Quote:
Selecting one of the other children as first traversal for raycast makes the worst case worse.
What is the worst case? When the ray doesn't touch anything? Then this is correct, in this case the extra CPU time spent on ordering the nodes is wasted. However, sorting the 2 candidate nodes is very cheap (2 dot products) and in practice the overhead is difficult to notice (as you know it's nothing compared to memory access).
Quote:
I doubt you need this 'optimization'.
You only say that because it makes your life easier, but you would include it in Bullet immediately if it was easy

The optimization is not "vital", but it -definitely- helps.
There is a fundamental problem with the "2 passes" approach we talked about a while back. You said that Opcode would be cleaner if things were separated in distinct phases:
1) traverse the tree, gather touched triangles
2) perform the actual test against reported triangles
This is certainly cleaner, but for raycasts it makes a few optimizations difficult to implement. For example if you traverse closest nodes first and shrink the ray according to current best distance, you stop the traversal earlier (culling a lot of nodes that would otherwise have been visited).
Let's take a pathological case: imagine your mesh is just a vertial pile of triangles, and your ray is vertical as well, touching all of them. If you do 1), then you end up reporting all the nodes of the tree (touching the full tree memory) before performing a single raycast in 2).

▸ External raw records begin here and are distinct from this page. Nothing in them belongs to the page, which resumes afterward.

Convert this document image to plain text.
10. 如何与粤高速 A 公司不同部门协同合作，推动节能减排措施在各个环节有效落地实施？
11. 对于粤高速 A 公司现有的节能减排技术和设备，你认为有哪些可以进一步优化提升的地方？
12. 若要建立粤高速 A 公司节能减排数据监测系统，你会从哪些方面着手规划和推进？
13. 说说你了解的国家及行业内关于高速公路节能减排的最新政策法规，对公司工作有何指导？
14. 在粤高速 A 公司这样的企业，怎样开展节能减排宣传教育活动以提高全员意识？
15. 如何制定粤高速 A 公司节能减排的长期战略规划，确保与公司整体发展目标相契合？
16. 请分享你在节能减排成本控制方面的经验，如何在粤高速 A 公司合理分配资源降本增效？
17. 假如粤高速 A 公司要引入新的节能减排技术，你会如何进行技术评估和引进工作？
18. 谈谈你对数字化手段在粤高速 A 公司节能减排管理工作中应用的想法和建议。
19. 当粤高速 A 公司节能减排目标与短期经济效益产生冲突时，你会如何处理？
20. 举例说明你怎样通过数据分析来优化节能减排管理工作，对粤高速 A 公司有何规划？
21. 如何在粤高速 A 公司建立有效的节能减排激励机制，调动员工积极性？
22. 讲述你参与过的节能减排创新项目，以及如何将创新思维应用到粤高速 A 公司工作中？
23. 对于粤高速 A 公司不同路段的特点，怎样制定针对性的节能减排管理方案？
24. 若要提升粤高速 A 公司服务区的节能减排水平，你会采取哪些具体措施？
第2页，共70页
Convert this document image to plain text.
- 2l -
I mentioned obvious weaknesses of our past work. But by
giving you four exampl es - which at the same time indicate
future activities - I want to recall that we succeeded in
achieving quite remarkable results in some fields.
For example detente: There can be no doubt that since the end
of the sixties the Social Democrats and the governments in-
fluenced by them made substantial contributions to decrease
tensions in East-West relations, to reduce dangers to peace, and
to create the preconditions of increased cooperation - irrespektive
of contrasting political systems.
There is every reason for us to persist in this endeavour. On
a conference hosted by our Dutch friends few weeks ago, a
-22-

However, if you do both at the same time, and implement the optimizations I mentioned, then it's likely that you will only fetch a single node (or the few first nodes), and then early exit because the shrunk ray doesn't touch the remaining nodes.
I found that this optimization does help in real cases - at least in a SW version.
Quote:
Better would be to randomize the children, so you get a good average case.
I doubt this is really useful.
Quote:
Also, doing a stackless skip-list traversal allows you to perform calculations on the sub-trees in parallel
Maybe, but I think this is off-topic

Quote:
Is this optimization really worth the hassle?
With usual trees it certainly is, especially since it's very easy to implement. With stackless trees, no, it is not.
Quote:
How many bytes are you using for your stackless Node?
I'm not the one who rewrote them, but I think it's 20 bytes.